Но Надежный только развел руками, говоря:

— В эти тайны, простите, не посвятили меня.

— Та-ак-с! — протянул Гильчевский. — Значит, вы не настаивали на том, чтобы вам это сказали, а между тем, осмелюсь вам доложить, вопрос этот — самый существенный.

Следуя своим кавказским обычаям, Гильчевский угостил Надежного всем, что мог отыскать в его походном погребце вестовой Архипушкин.

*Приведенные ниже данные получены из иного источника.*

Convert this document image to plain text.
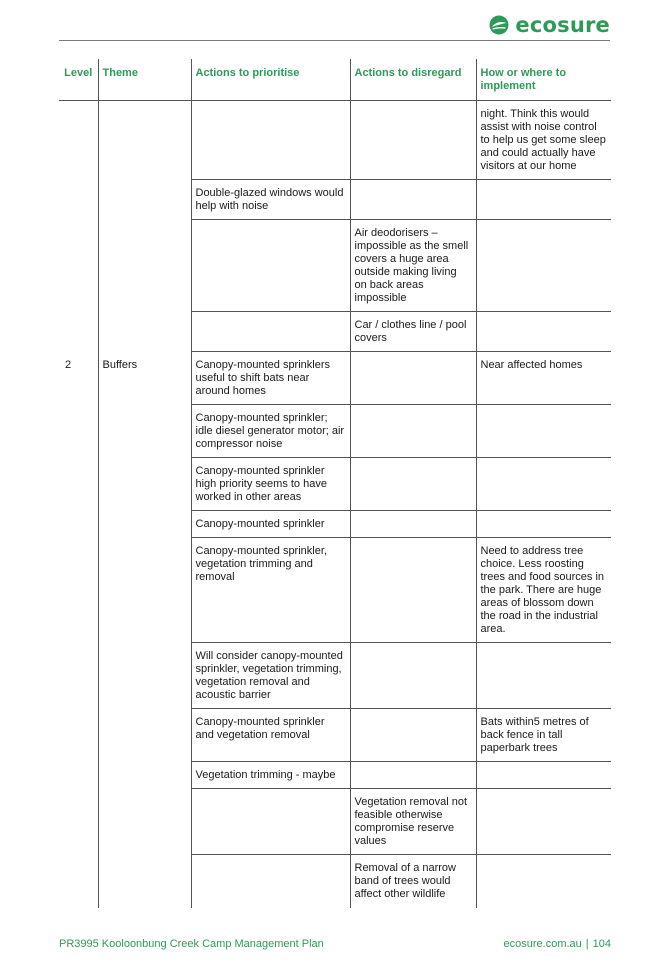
ecosure
Level	Theme	Actions to prioritise	Actions to disregard	How or where to implement
				night. Think this would assist with noise control to help us get some sleep and could actually have visitors at our home
		Double-glazed windows would help with noise		
			Air deodorisers – impossible as the smell covers a huge area outside making living on back areas impossible	
			Car / clothes line / pool covers	
2	Buffers	Canopy-mounted sprinklers useful to shift bats near around homes		Near affected homes
		Canopy-mounted sprinkler; idle diesel generator motor; air compressor noise		
		Canopy-mounted sprinkler high priority seems to have worked in other areas		
		Canopy-mounted sprinkler		
		Canopy-mounted sprinkler, vegetation trimming and removal		Need to address tree choice. Less roosting trees and food sources in the park. There are huge areas of blossom down the road in the industrial area.
		Will consider canopy-mounted sprinkler, vegetation trimming, vegetation removal and acoustic barrier		
		Canopy-mounted sprinkler and vegetation removal		Bats within5 metres of back fence in tall paperbark trees
		Vegetation trimming - maybe		
			Vegetation removal not feasible otherwise compromise reserve values	
			Removal of a narrow band of trees would affect other wildlife	
PR3995 Kooloonbung Creek Camp Management Plan	ecosure.com.au | 104
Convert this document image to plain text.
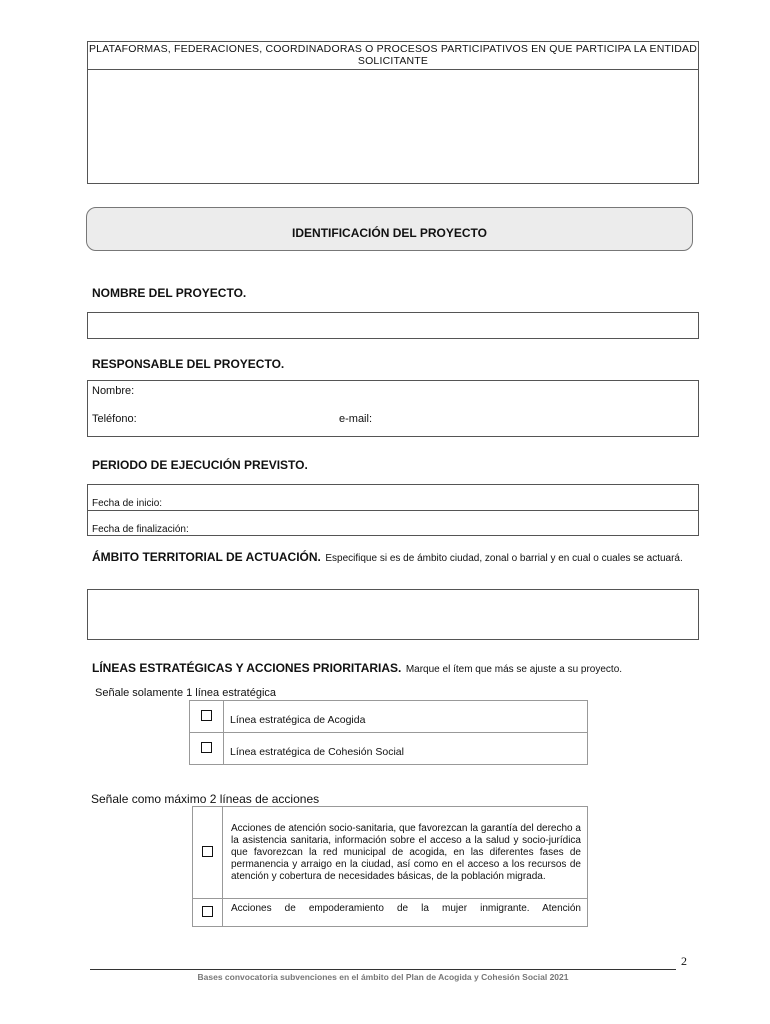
PLATAFORMAS, FEDERACIONES, COORDINADORAS O PROCESOS PARTICIPATIVOS EN QUE PARTICIPA LA ENTIDAD SOLICITANTE
IDENTIFICACIÓN DEL PROYECTO
NOMBRE DEL PROYECTO.
RESPONSABLE DEL PROYECTO.
Nombre:
Teléfono:	e-mail:
PERIODO DE EJECUCIÓN PREVISTO.
Fecha de inicio:
Fecha de finalización:
ÁMBITO TERRITORIAL DE ACTUACIÓN. Especifique si es de ámbito ciudad, zonal o barrial y en cual o cuales se actuará.
LÍNEAS ESTRATÉGICAS Y ACCIONES PRIORITARIAS. Marque el ítem que más se ajuste a su proyecto.
Señale solamente 1 línea estratégica
	Línea estratégica de Acogida
	Línea estratégica de Cohesión Social
Señale como máximo 2 líneas de acciones
	Acciones de atención socio-sanitaria, que favorezcan la garantía del derecho a la asistencia sanitaria, información sobre el acceso a la salud y socio-jurídica que favorezcan la red municipal de acogida, en las diferentes fases de permanencia y arraigo en la ciudad, así como en el acceso a los recursos de atención y cobertura de necesidades básicas, de la población migrada.
	Acciones de empoderamiento de la mujer inmigrante. Atención
2
Bases convocatoria subvenciones en el ámbito del Plan de Acogida y Cohesión Social 2021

Не привыкший к тому, чтобы о нем и его дивизии заботилось корпусное начальство, Гильчевский полагал, что для временно прикомандированной к корпусу, притом кадровой, дивизии штаб армии даст все, что будет необходимо, в избытке, так что, авось, что-нибудь переплеснет и ему, а задача форсировать Стырь и без приказа свыше никак не могла выскочить из его головы. До приезда Надежного он прикидывал на глаз всякие возможности к тому, чтобы достать необходимый материал для мостов. Все разбитое дерево прежних мостов, какое медленно плыло по реке, он приказал выловить, и это сделали ночью, но получилось его слишком мало. Бродов не было, островов не было, но топкие болота в обе стороны от реки были большие. По его приказу плетни и решетки делались тут, в лесу, гораздо прилежнее, чем на Слоневке, и если бы на его долю достались понтоны, вопрос о переправе своей дивизии он считал бы решенным. Но на всякий случай приглядывался он и к хатам деревни Копань, много ли в них делового леса, и к деревьям в лесу, вспоминая, как пришлось ему разыскивать на месте все нужное для переправы на такой реке, как Висла, в полверсты шириною.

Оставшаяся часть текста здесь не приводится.